También descubrieron que le había mentido a Qin Yumin cuando le dijo que lo estaba solo para que siguiera las órdenes del médico y se hiciera la cirugía.

Pero luego, resultó ser que realmente estaba esperando a los gemelos.

Los Qin se habían ido a los Estados Unidos.

El padre de Qin Chu tuvo la precaución de esconder sus huellas.

Cuando se enteraron que el avión de Qin Chu se había estrellado, ellos también pensaron que él estaba muerto.

Sin embargo, una semana después, milagrosamente llegó a los Estados Unidos.

Nadie le preguntó qué había pasado o qué había experimentado y él tampoco habló del tema.

Lo único que supieron fue que Qin Chu se había lastimado severamente la rótula en el accidente.

Había visitado a incontables expertos ortopedistas en Norteamérica, pero ninguno lo pudo curar.

Ese había sido un golpe muy duro para Qin Chu, y todavía no podía recuperarse de la agonía mental.
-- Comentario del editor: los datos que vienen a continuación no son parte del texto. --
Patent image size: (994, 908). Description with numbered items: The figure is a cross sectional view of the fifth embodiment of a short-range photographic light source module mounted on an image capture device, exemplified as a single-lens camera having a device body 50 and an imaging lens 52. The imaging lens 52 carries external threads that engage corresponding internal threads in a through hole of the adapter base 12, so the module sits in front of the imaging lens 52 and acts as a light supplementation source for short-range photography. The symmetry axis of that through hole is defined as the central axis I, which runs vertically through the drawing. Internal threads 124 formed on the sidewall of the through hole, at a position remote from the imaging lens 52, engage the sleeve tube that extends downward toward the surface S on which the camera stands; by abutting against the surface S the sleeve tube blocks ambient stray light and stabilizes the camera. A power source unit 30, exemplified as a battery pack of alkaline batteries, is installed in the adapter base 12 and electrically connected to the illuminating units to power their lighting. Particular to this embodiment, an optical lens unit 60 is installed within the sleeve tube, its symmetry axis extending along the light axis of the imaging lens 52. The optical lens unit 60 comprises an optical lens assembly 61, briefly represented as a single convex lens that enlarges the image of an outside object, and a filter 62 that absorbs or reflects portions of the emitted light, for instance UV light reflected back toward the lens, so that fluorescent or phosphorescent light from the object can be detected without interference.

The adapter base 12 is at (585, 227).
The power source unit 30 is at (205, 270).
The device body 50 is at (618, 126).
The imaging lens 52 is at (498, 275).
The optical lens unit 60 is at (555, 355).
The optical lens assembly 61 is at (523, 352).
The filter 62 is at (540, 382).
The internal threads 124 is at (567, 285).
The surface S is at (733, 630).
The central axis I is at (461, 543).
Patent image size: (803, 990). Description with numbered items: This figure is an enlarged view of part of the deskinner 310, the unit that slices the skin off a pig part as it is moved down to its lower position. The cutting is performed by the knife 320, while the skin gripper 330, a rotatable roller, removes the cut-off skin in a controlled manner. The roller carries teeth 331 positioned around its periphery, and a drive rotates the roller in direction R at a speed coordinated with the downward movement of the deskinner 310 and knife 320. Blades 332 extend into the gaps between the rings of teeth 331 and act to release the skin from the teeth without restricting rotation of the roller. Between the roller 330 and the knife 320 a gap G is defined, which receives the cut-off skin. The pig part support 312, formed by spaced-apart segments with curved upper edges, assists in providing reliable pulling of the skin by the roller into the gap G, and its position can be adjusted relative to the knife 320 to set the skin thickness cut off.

Más tarde, para evitar que Huo Siqian investigara, todos se cambiaron los nombres, se hicieron pasaportes nuevos y se mudaron a Seattle.

El mejor amigo del tío de Qin Chu, que era de una familia poderosa, vivía en Seattle.

Por lo tanto, los Qin estaban protegidos y nadie podría descubrir su paradero.

Ni Huo Siqian, ni Rick, ni Lino, ni Lu Yan…

La movilidad de Qin Chu era limitada y todavía tenía que caminar con un bastón.

Era demasiado para un hombre orgulloso como él.

Se sentía inútil.

Por lo tanto, no tuvo más remedio que colocar sus pensamientos sobre Mian en el fondo de su corazón.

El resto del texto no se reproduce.